V9938 Video Data Processor
Officially called the MSX-Video Data Processor V9938, this video chip is one of the main advantages of the Geneve 9640. The name already suggests that this VDP is typically used in MSX computer systems.
Mouse and Lightpen support
I wrote a couple of benchmark programs that run in native mode and use the clock chip for measuring the command execution times. The commands are repeated many thousand times so that in the end, an execution time in the range of several seconds up to minutes is measured; dividing by the iteration count and considering setup times, we get a good estimation of the single execution time.
This information is particularly important when using the VDP commands in time-critical situations, for instance, in games.
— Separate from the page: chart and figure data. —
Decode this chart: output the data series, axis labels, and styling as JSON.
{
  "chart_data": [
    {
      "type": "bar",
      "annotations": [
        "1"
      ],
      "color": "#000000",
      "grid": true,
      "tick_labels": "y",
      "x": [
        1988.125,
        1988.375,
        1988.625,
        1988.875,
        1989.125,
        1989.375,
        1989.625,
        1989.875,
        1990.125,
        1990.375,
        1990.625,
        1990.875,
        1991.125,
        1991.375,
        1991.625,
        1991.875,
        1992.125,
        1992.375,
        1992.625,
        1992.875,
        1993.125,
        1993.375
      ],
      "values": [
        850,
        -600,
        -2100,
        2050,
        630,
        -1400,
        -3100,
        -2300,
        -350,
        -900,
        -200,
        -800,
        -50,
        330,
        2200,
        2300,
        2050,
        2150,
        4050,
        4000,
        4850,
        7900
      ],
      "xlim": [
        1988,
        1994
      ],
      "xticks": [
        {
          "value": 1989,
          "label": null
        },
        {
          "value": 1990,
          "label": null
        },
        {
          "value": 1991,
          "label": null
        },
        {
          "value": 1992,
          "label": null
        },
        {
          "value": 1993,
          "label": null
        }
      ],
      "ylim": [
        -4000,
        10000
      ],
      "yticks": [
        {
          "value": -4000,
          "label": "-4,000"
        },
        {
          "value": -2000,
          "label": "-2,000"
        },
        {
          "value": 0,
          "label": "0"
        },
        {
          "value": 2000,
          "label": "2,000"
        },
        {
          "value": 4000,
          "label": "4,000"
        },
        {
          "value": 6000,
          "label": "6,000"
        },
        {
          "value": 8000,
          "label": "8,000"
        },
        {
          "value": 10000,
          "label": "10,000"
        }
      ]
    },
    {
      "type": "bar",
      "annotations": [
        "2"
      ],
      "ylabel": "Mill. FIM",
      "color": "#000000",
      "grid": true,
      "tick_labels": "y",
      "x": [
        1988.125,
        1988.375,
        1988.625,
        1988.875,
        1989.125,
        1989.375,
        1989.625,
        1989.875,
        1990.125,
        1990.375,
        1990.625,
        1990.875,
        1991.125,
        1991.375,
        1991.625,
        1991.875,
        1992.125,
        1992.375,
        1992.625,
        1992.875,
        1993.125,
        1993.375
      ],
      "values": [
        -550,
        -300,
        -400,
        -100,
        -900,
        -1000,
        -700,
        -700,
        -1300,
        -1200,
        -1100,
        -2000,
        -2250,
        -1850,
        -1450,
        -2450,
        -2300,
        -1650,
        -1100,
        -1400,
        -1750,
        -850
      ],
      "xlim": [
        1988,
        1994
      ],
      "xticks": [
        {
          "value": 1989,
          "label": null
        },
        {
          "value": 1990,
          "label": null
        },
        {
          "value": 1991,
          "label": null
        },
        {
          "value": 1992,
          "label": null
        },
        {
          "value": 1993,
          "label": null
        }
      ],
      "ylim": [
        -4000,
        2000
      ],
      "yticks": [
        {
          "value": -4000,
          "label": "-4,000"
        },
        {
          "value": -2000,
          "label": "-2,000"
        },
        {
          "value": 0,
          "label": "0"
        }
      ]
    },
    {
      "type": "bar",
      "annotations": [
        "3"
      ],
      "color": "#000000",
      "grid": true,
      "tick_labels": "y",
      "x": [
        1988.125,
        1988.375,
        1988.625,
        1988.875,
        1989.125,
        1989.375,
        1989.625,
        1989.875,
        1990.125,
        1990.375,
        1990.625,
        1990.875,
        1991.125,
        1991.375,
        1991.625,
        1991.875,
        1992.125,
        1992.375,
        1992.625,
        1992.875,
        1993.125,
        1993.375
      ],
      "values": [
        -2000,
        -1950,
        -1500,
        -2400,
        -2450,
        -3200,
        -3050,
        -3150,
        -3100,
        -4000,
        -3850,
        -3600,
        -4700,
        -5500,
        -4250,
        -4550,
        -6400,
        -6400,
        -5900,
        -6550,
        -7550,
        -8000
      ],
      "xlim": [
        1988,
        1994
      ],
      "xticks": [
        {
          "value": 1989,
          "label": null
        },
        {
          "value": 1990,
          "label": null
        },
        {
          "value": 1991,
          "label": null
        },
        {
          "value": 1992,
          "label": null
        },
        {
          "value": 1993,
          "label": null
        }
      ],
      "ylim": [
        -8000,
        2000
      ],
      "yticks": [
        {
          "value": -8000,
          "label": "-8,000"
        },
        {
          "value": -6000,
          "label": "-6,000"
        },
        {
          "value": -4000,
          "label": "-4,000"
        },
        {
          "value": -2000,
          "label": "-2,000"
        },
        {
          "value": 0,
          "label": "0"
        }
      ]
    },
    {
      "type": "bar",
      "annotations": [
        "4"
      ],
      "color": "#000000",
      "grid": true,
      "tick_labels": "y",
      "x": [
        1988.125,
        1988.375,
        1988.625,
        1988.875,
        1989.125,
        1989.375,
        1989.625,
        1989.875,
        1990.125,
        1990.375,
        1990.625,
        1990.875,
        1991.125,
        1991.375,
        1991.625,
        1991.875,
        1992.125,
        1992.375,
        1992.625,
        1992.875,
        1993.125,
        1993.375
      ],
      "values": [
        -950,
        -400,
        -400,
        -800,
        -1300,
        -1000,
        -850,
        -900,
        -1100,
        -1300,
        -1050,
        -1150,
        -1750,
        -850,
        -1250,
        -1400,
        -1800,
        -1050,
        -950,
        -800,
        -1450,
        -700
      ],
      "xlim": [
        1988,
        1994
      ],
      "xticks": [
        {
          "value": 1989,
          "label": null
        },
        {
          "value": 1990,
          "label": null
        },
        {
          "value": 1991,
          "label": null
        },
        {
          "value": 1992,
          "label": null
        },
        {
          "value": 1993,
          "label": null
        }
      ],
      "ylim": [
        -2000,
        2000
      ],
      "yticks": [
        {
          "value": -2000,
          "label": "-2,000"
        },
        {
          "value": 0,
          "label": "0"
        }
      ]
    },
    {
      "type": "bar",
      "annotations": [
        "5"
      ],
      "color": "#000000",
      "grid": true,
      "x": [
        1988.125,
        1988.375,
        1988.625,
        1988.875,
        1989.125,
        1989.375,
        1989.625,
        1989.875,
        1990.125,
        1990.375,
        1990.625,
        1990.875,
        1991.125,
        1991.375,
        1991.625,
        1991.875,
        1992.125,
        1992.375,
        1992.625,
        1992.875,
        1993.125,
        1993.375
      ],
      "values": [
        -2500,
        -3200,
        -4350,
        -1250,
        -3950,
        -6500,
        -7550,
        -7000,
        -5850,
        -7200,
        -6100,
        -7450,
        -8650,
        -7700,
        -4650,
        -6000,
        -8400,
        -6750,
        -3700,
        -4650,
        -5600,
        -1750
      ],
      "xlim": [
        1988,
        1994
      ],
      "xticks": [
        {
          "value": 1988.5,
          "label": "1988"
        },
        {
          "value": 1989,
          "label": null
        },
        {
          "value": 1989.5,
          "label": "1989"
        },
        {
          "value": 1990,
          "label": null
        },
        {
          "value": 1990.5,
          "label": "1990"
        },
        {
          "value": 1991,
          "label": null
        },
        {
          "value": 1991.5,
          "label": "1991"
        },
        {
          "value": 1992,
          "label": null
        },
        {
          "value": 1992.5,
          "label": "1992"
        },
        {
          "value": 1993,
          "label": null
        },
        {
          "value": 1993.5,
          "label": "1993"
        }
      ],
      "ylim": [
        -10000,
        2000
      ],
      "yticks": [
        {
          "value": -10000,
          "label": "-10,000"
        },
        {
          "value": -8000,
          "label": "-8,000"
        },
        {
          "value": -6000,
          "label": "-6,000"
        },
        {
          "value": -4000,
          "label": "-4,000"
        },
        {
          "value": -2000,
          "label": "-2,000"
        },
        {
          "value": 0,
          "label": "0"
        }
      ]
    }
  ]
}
The times for the line operation vary, depending on the angle. Horizontal and vertical lines are fastest, while 45° diagonal lines are slowest. (This is a bit surprising, since on a raster screen, a line always consists of max(dx,dy) pixels.)
Tests showed that painting a rectangle is faster when there are fewer lines: 30 pixels wide, 60 pixels high is slower than 60 wide and 30 high (about 166 µs).
Graphics 7 mode
|Command||Description||Specifics||Setup [µs]||µs per pixel||Pixels per sec|
|HMMC||Write bytes into rectangle||Fast||133||39||25640|
|LMMC||Write bytes into rectangle||Logical||133||39||25640|
|HMMV||Fill rectangle with one color||Fast||37||2.9||344828|
|LMMV||Fill rectangle with one color||Logical||37||6.1||163934|
|HMMM||Copy rectangle content||Fast||100||5.875||170213|
|YMMM||Copy rectangle content, Y only||Very fast||100||5.125||195122|
|LMMM||Copy rectangle content||Logical||100||8.375||119403|
The setup time is a fixed time, independent of the amount of modified pixels on the screen. Maybe it is caused by internal calculations of the VDP, or by some trailing delay. You have to add some more time for your program to set the video registers; this is typically another 100 µs.
Graphics 6 mode
The high-speed operations like HMMV perform at double speed. The reason is that two pixels are processed in a single command invocation. Logical operations only operate on single pixels and thus run at the same speed as in graphics 7.
The following calculations all refer to graphics 7 mode, and we leave away all setup times. Thus, the required times are lower bounds; it will take longer to perform the action. Also, we assume 192 lines; the V9938 is able to expand this to 212 lines.
- We'd like to paint the whole screen: There are 192 rows and 256 columns, which means 49152 pixels. Using the HMMV command, we see that this takes t = 2.9 µs * 49152 = 142541 µs = 0.14 secs. Doing that repeatedly, we will achieve less than 8 frames per second.
- Instead of filling a rectangle, we can draw lines in subsequent rows. If we want to fill the screen, we have 192 lines with a length of 256 pixels. Each line takes about 1587 µs, hence, it takes 0.3 secs to fill the screen. (Exactly 0.343 secs, as a sample program proved.)
- Suppose we want to shift the upper half of the screen down by one row. The upper half takes up 24576 pixels; moving the contents with the fastest YMMM command takes 125952 µs = 0.126 secs, again, just 8 frames per second.
- We'd like to print a text on the graphics screen. Each character consists of 8x8 = 64 pixels. Using the HMMC command, printing a single character takes about 2500 µs, so we get 400 characters/second. Since 768 characters fit on the screen, it takes almost 2 seconds to fill the screen with characters.
- Alternatively, we could store the glyphs of the characters in a non-visible screen area, again, as 8x8 pixels rectangles and then just copy the glyph to the desired screen position. This can be done with the HMMM command. One character takes 376 µs, this means 2660 characters per second.
If we think about serious game programming, 8 frames per second is pretty disappointing. The line command is certainly useful, and also painting into the rectangles, but mass transfer should be avoided.